Ticketmaster has angered many artists and fans for decades. In the
mid-1990s, the grunge band Pearl Jam decided to tour without
Ticketmaster but found handling ticket sales on its own too unwieldy
and soon returned to the service.
Ticketmaster's merger with Live Nation was controversial in 2010
because Ticketmaster was already a behemoth and Live Nation,
primarily a promoter at the time, was starting to move into the
business of selling tickets, said Andre Barlow of Doyle, Barlow and
Mazard PLLC.
"Live Nation was a new entrant, but it had the wherewithal to really
compete," he said.
A previous Ticketmaster fight with the department culminated in a
December 2019 settlement that extended for another five years a
consent decree that was part of the deal's initial approval.

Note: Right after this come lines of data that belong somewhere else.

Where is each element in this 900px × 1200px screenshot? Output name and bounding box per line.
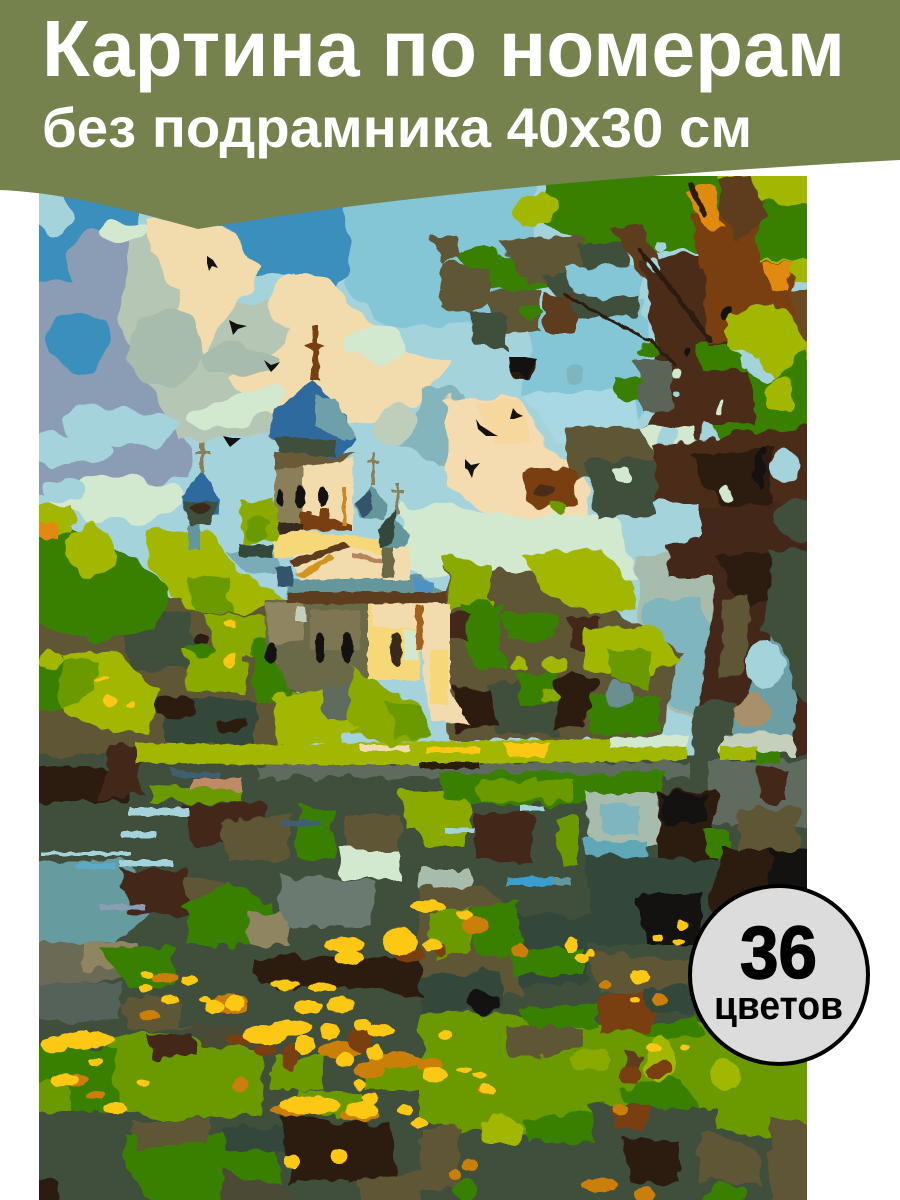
lawn strip behind the river [136, 735, 780, 769]
church [181, 325, 470, 725]
cross on main dome [305, 325, 324, 380]
drum and bands [274, 465, 304, 524]
badge label: цветов [714, 984, 843, 1028]
left small dome [181, 470, 220, 515]
windows [295, 486, 305, 508]
river and reflections [39, 742, 807, 950]
tree crown and branches [430, 170, 820, 578]
badge: number of colours [690, 886, 868, 1064]
header banner [0, 0, 900, 229]
orange and yellow flowers [41, 900, 690, 1200]
water highlights [40, 806, 571, 910]
tree trunk [691, 548, 807, 760]
foreground meadow [20, 885, 820, 1200]
badge number: 36 [740, 911, 817, 994]
bushes in front of the church [240, 497, 430, 745]
lower walls [264, 600, 369, 694]
dark branches [565, 185, 710, 365]
painting: church by the river [5, 160, 820, 1200]
subtitle: без подрамника 40х30 см [42, 96, 752, 159]
birds [207, 256, 537, 478]
right small domes [355, 485, 387, 520]
middle greenery left [39, 502, 342, 759]
sky with clouds [39, 185, 807, 756]
main dome [268, 380, 357, 460]
main roof [317, 555, 417, 590]
title: Картина по номерам [42, 4, 845, 93]
middle greenery right [440, 548, 680, 740]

The new consent agreement barred Ticketmaster from "retaliating
against concert venues for using another ticketing company,
threatening concert venues, or undertaking other specified actions
against concert venues for ten years," the department said in 2019.
U.S. Representative Alexandria Ocasio-Cortez, who tweeted this week
that the company should be broken up, is not the only lawmaker to
pay attention to Ticketmaster's woes this week.
U.S. Senator Amy Klobuchar, chair of the Senate antitrust panel,
said Friday she planned a hearing on the matter, as well as
long-running concerns about hidden fees. She did not give a date for
the hearing but said it would be this year.